Core Concepts
Explanatory multiverse embraces the multiplicity of counterfactual explanations and captures the spatial geometry of journeys leading to them, enabling more informed and personalized navigation of alternative recourse options.
Abstract
The paper introduces the novel concept of "explanatory multiverse" to address the limitations of current counterfactual explanation approaches. Counterfactual explanations are popular for interpreting decisions of opaque machine learning models, but existing methods treat each counterfactual path independently, neglecting the spatial relations between them.
The authors formalize explanatory multiverse, which encompasses all possible counterfactual journeys and their geometric properties, such as affinity, branching, divergence, and convergence. They propose two methods to navigate and reason about this multiverse:
Vector space interpretation: Counterfactual paths are represented as normalized vectors, allowing comparison of journeys of varying lengths. Branching points are identified, and directional differences between paths are computed.
Directed graph interpretation: Counterfactual paths are modeled as a directed graph, where vertices represent data points and edges capture feature changes.

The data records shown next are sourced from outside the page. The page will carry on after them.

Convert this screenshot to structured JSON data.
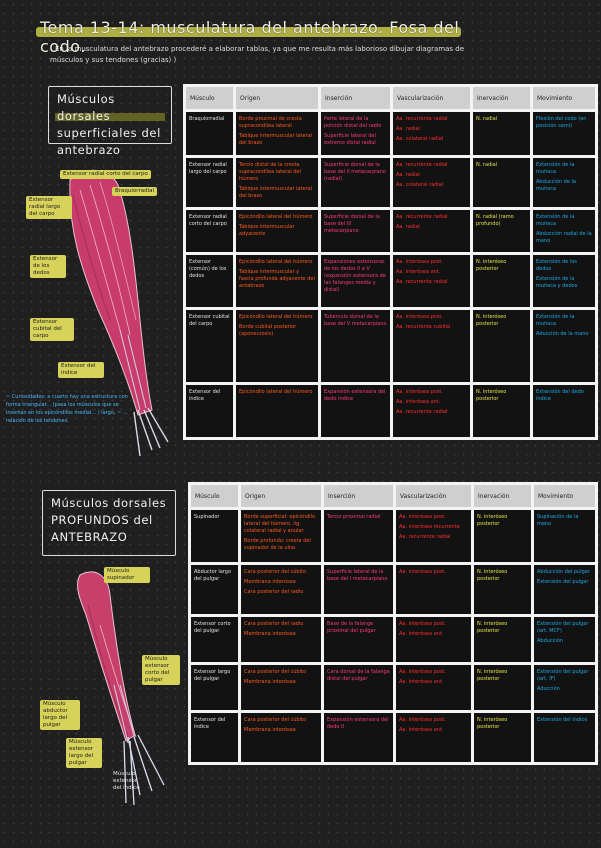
{
  "title": "Tema 13-14: musculatura del antebrazo. Fosa del codo.",
  "subtitle": "( En la musculatura del antebrazo procederé a elaborar tablas, ya que me resulta más laborioso dibujar diagramas de músculos y sus tendones (gracias) )",
  "section1": {
    "heading": "Músculos dorsales superficiales del antebrazo",
    "labels": {
      "extensor_radial_corto": "Extensor radial corto del carpo",
      "extensor_radial_largo": "Extensor radial largo del carpo",
      "braquiorradial": "Braquiorradial",
      "extensor_dedos": "Extensor de los dedos",
      "extensor_ulnar": "Extensor cubital del carpo",
      "extensor_indice": "Extensor del índice"
    },
    "note": "~ Curiosidades: a cuarto hay una estructura con forma triangular... (pasa los músculos que se insertan en los epicóndilos medial... ) largo, ~ ... relación de los tendones.",
    "headers": [
      "Músculo",
      "Origen",
      "Inserción",
      "Vascularización",
      "Inervación",
      "Movimiento"
    ],
    "rows": [
      {
        "musculo": "Braquiorradial",
        "origen": [
          "Borde proximal de cresta supracondílea lateral",
          "Tabique intermuscular lateral del brazo"
        ],
        "insercion": [
          "Parte lateral de la porción distal del radio",
          "Superficie lateral del extremo distal radial"
        ],
        "vasc": [
          "Aa. recurrente radial",
          "Aa. radial",
          "Aa. colateral radial"
        ],
        "inerv": [
          "N. radial"
        ],
        "mov": [
          "Flexión del codo (en posición semi)"
        ]
      },
      {
        "musculo": "Extensor radial largo del carpo",
        "origen": [
          "Tercio distal de la cresta supracondílea lateral del húmero",
          "Tabique intermuscular lateral del brazo"
        ],
        "insercion": [
          "Superficie dorsal de la base del II metacarpiano (radial)"
        ],
        "vasc": [
          "Aa. recurrente radial",
          "Aa. radial",
          "Aa. colateral radial"
        ],
        "inerv": [
          "N. radial"
        ],
        "mov": [
          "Extensión de la muñeca",
          "Abducción de la muñeca"
        ]
      },
      {
        "musculo": "Extensor radial corto del carpo",
        "origen": [
          "Epicóndilo lateral del húmero",
          "Tabique intermuscular adyacente"
        ],
        "insercion": [
          "Superficie dorsal de la base del III metacarpiano"
        ],
        "vasc": [
          "Aa. recurrente radial",
          "Aa. radial"
        ],
        "inerv": [
          "N. radial (ramo profundo)"
        ],
        "mov": [
          "Extensión de la muñeca",
          "Abducción radial de la mano"
        ]
      },
      {
        "musculo": "Extensor (común) de los dedos",
        "origen": [
          "Epicóndilo lateral del húmero",
          "Tabique intermuscular y fascia profunda adyacente del antebrazo"
        ],
        "insercion": [
          "Expansiones extensoras de los dedos II a V (expansión extensora de las falanges media y distal)"
        ],
        "vasc": [
          "Aa. interósea post.",
          "Aa. interósea ant.",
          "Aa. recurrente radial"
        ],
        "inerv": [
          "N. interóseo posterior"
        ],
        "mov": [
          "Extensión de los dedos",
          "Extensión de la muñeca y dedos"
        ]
      },
      {
        "musculo": "Extensor cubital del carpo",
        "origen": [
          "Epicóndilo lateral del húmero",
          "Borde cubital posterior (aponeurosis)"
        ],
        "insercion": [
          "Tubérculo dorsal de la base del V metacarpiano"
        ],
        "vasc": [
          "Aa. interósea post.",
          "Aa. recurrente cubital"
        ],
        "inerv": [
          "N. interóseo posterior"
        ],
        "mov": [
          "Extensión de la muñeca",
          "Aducción de la mano"
        ]
      },
      {
        "musculo": "Extensor del índice",
        "origen": [
          "Epicóndilo lateral del húmero"
        ],
        "insercion": [
          "Expansión extensora del dedo índice"
        ],
        "vasc": [
          "Aa. interósea post.",
          "Aa. interósea ant.",
          "Aa. recurrente radial"
        ],
        "inerv": [
          "N. interóseo posterior"
        ],
        "mov": [
          "Extensión del dedo índice"
        ]
      }
    ]
  },
  "section2": {
    "heading": "Músculos dorsales PROFUNDOS del ANTEBRAZO",
    "labels": {
      "supinador": "Músculo supinador",
      "extensor_corto_pulgar": "Músculo extensor corto del pulgar",
      "abductor_largo": "Músculo abductor largo del pulgar",
      "extensor_largo": "Músculo extensor largo del pulgar",
      "extensor_indice": "Músculo extensor del índice"
    },
    "headers": [
      "Músculo",
      "Origen",
      "Inserción",
      "Vascularización",
      "Inervación",
      "Movimiento"
    ],
    "rows": [
      {
        "musculo": "Supinador",
        "origen": [
          "Borde superficial: epicóndilo lateral del húmero, lig. colateral radial y anular",
          "Borde profundo: cresta del supinador de la ulna"
        ],
        "insercion": [
          "Tercio proximal radial"
        ],
        "vasc": [
          "Aa. interósea post.",
          "Aa. interósea recurrente",
          "Aa. recurrente radial"
        ],
        "inerv": [
          "N. interóseo posterior"
        ],
        "mov": [
          "Supinación de la mano"
        ]
      },
      {
        "musculo": "Abductor largo del pulgar",
        "origen": [
          "Cara posterior del cúbito",
          "Membrana interósea",
          "Cara posterior del radio"
        ],
        "insercion": [
          "Superficie lateral de la base del I metacarpiano"
        ],
        "vasc": [
          "Aa. interósea post."
        ],
        "inerv": [
          "N. interóseo posterior"
        ],
        "mov": [
          "Abducción del pulgar",
          "Extensión del pulgar"
        ]
      },
      {
        "musculo": "Extensor corto del pulgar",
        "origen": [
          "Cara posterior del radio",
          "Membrana interósea"
        ],
        "insercion": [
          "Base de la falange proximal del pulgar"
        ],
        "vasc": [
          "Aa. interósea post.",
          "Aa. interósea ant."
        ],
        "inerv": [
          "N. interóseo posterior"
        ],
        "mov": [
          "Extensión del pulgar (art. MCF)",
          "Abducción"
        ]
      },
      {
        "musculo": "Extensor largo del pulgar",
        "origen": [
          "Cara posterior del cúbito",
          "Membrana interósea"
        ],
        "insercion": [
          "Cara dorsal de la falange distal del pulgar"
        ],
        "vasc": [
          "Aa. interósea post.",
          "Aa. interósea ant."
        ],
        "inerv": [
          "N. interóseo posterior"
        ],
        "mov": [
          "Extensión del pulgar (art. IF)",
          "Aducción"
        ]
      },
      {
        "musculo": "Extensor del índice",
        "origen": [
          "Cara posterior del cúbito",
          "Membrana interósea"
        ],
        "insercion": [
          "Expansión extensora del dedo II"
        ],
        "vasc": [
          "Aa. interósea post.",
          "Aa. interósea ant."
        ],
        "inerv": [
          "N. interóseo posterior"
        ],
        "mov": [
          "Extensión del índice"
        ]
      }
    ]
  }
}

This approach accounts for feature monotonicity and allows quantifying branching factors and loss of opportunity.
The key benefits of explanatory multiverse include:
Granting explainees agency by allowing them to select counterfactuals based on the properties of the journey, not just the final destination.

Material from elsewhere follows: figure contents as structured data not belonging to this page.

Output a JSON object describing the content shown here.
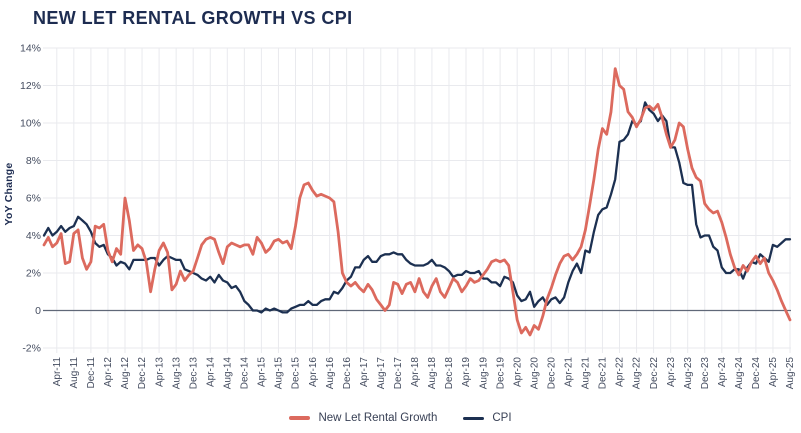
{
  "title": "NEW LET RENTAL GROWTH VS CPI",
  "y_axis_title": "YoY Change",
  "legend": [
    {
      "label": "New Let Rental Growth",
      "color": "#dc6a5e"
    },
    {
      "label": "CPI",
      "color": "#1c3051"
    }
  ],
  "colors": {
    "title": "#1d2c51",
    "grid": "#e9eaee",
    "zero_line": "#606878",
    "tick_text": "#454d60",
    "rental_line": "#dc6a5e",
    "cpi_line": "#1c3051"
  },
  "chart_data": {
    "type": "line",
    "title": "NEW LET RENTAL GROWTH VS CPI",
    "ylabel": "YoY Change",
    "xlabel": "",
    "ylim": [
      -2,
      14
    ],
    "grid": true,
    "legend_position": "bottom",
    "frequency": "monthly",
    "x_start": "Jan-11",
    "x_end": "Aug-25",
    "x_tick_first_index": 3,
    "x_tick_step": 4,
    "x_tick_labels": [
      "Apr-11",
      "Aug-11",
      "Dec-11",
      "Apr-12",
      "Aug-12",
      "Dec-12",
      "Apr-13",
      "Aug-13",
      "Dec-13",
      "Apr-14",
      "Aug-14",
      "Dec-14",
      "Apr-15",
      "Aug-15",
      "Dec-15",
      "Apr-16",
      "Aug-16",
      "Dec-16",
      "Apr-17",
      "Aug-17",
      "Dec-17",
      "Apr-18",
      "Aug-18",
      "Dec-18",
      "Apr-19",
      "Aug-19",
      "Dec-19",
      "Apr-20",
      "Aug-20",
      "Dec-20",
      "Apr-21",
      "Aug-21",
      "Dec-21",
      "Apr-22",
      "Aug-22",
      "Dec-22",
      "Apr-23",
      "Aug-23",
      "Dec-23",
      "Apr-24",
      "Aug-24",
      "Dec-24",
      "Apr-25",
      "Aug-25"
    ],
    "y_tick_labels": [
      "14%",
      "12%",
      "10%",
      "8%",
      "6%",
      "4%",
      "2%",
      "0",
      "-2%"
    ],
    "y_tick_values": [
      14,
      12,
      10,
      8,
      6,
      4,
      2,
      0,
      -2
    ],
    "series": [
      {
        "name": "New Let Rental Growth",
        "color": "#dc6a5e",
        "values": [
          3.5,
          3.9,
          3.4,
          3.6,
          4.1,
          2.5,
          2.6,
          4.1,
          4.3,
          2.8,
          2.2,
          2.6,
          4.5,
          4.4,
          4.6,
          3.2,
          2.6,
          3.3,
          3.0,
          6.0,
          4.8,
          3.2,
          3.5,
          3.3,
          2.6,
          1.0,
          2.2,
          3.2,
          3.6,
          3.1,
          1.1,
          1.4,
          2.1,
          1.6,
          1.9,
          2.1,
          2.8,
          3.5,
          3.8,
          3.9,
          3.8,
          3.1,
          2.5,
          3.4,
          3.6,
          3.5,
          3.4,
          3.5,
          3.5,
          3.0,
          3.9,
          3.6,
          3.1,
          3.3,
          3.7,
          3.8,
          3.6,
          3.7,
          3.3,
          4.5,
          6.0,
          6.7,
          6.8,
          6.4,
          6.1,
          6.2,
          6.1,
          6.0,
          5.8,
          4.2,
          2.0,
          1.5,
          1.3,
          1.5,
          1.2,
          1.0,
          1.4,
          1.1,
          0.6,
          0.3,
          0.0,
          0.3,
          1.5,
          1.4,
          0.9,
          1.4,
          1.5,
          1.0,
          1.7,
          1.0,
          0.7,
          1.3,
          1.7,
          1.0,
          0.7,
          1.2,
          1.7,
          1.5,
          1.0,
          1.3,
          1.7,
          1.5,
          1.6,
          1.9,
          2.2,
          2.6,
          2.7,
          2.6,
          2.7,
          2.4,
          1.0,
          -0.5,
          -1.2,
          -0.9,
          -1.3,
          -0.8,
          -1.0,
          -0.3,
          0.6,
          1.2,
          1.9,
          2.5,
          2.9,
          3.0,
          2.7,
          3.0,
          3.4,
          4.3,
          5.6,
          7.0,
          8.6,
          9.7,
          9.4,
          10.6,
          12.9,
          12.0,
          11.8,
          10.6,
          10.3,
          9.8,
          10.2,
          10.8,
          10.9,
          10.7,
          11.0,
          10.3,
          9.4,
          8.7,
          9.1,
          10.0,
          9.8,
          8.6,
          7.6,
          7.1,
          6.9,
          5.7,
          5.4,
          5.2,
          5.3,
          4.7,
          3.9,
          3.0,
          2.3,
          1.9,
          2.4,
          2.1,
          2.6,
          2.9,
          2.5,
          2.8,
          2.0,
          1.6,
          1.1,
          0.5,
          0.0,
          -0.5
        ]
      },
      {
        "name": "CPI",
        "color": "#1c3051",
        "values": [
          4.0,
          4.4,
          4.0,
          4.2,
          4.5,
          4.2,
          4.4,
          4.5,
          5.0,
          4.8,
          4.6,
          4.2,
          3.6,
          3.4,
          3.5,
          3.0,
          2.8,
          2.4,
          2.6,
          2.5,
          2.2,
          2.7,
          2.7,
          2.7,
          2.7,
          2.8,
          2.8,
          2.4,
          2.7,
          2.9,
          2.8,
          2.7,
          2.7,
          2.2,
          2.1,
          2.0,
          1.9,
          1.7,
          1.6,
          1.8,
          1.5,
          1.9,
          1.6,
          1.5,
          1.2,
          1.3,
          1.0,
          0.5,
          0.3,
          0.0,
          0.0,
          -0.1,
          0.1,
          0.0,
          0.1,
          0.0,
          -0.1,
          -0.1,
          0.1,
          0.2,
          0.3,
          0.3,
          0.5,
          0.3,
          0.3,
          0.5,
          0.6,
          0.6,
          1.0,
          0.9,
          1.2,
          1.6,
          1.8,
          2.3,
          2.3,
          2.7,
          2.9,
          2.6,
          2.6,
          2.9,
          3.0,
          3.0,
          3.1,
          3.0,
          3.0,
          2.7,
          2.5,
          2.4,
          2.4,
          2.4,
          2.5,
          2.7,
          2.4,
          2.4,
          2.3,
          2.1,
          1.8,
          1.9,
          1.9,
          2.1,
          2.0,
          2.0,
          2.1,
          1.7,
          1.7,
          1.5,
          1.5,
          1.3,
          1.8,
          1.7,
          1.5,
          0.8,
          0.5,
          0.6,
          1.0,
          0.2,
          0.5,
          0.7,
          0.3,
          0.6,
          0.7,
          0.4,
          0.7,
          1.5,
          2.1,
          2.5,
          2.0,
          3.2,
          3.1,
          4.2,
          5.1,
          5.4,
          5.5,
          6.2,
          7.0,
          9.0,
          9.1,
          9.4,
          10.1,
          9.9,
          10.1,
          11.1,
          10.7,
          10.5,
          10.1,
          10.4,
          10.1,
          8.7,
          8.7,
          7.9,
          6.8,
          6.7,
          6.7,
          4.6,
          3.9,
          4.0,
          4.0,
          3.4,
          3.2,
          2.3,
          2.0,
          2.0,
          2.2,
          2.2,
          1.7,
          2.3,
          2.6,
          2.5,
          3.0,
          2.8,
          2.6,
          3.5,
          3.4,
          3.6,
          3.8,
          3.8
        ]
      }
    ]
  }
}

Reducing the cognitive load of explainees by recognizing spatial (dis)similarity of counterfactuals and streamlining exploration.
Aligning with human modes of counterfactual thinking and supporting interactive, dialogue-based explainability.
Uncovering disparities in access to counterfactual recourse, enabling fairness considerations.
The authors demonstrate the capabilities of their approaches on synthetic and real-world data sets, and discuss future research directions, such as incorporating complex dynamics and explanation representativeness.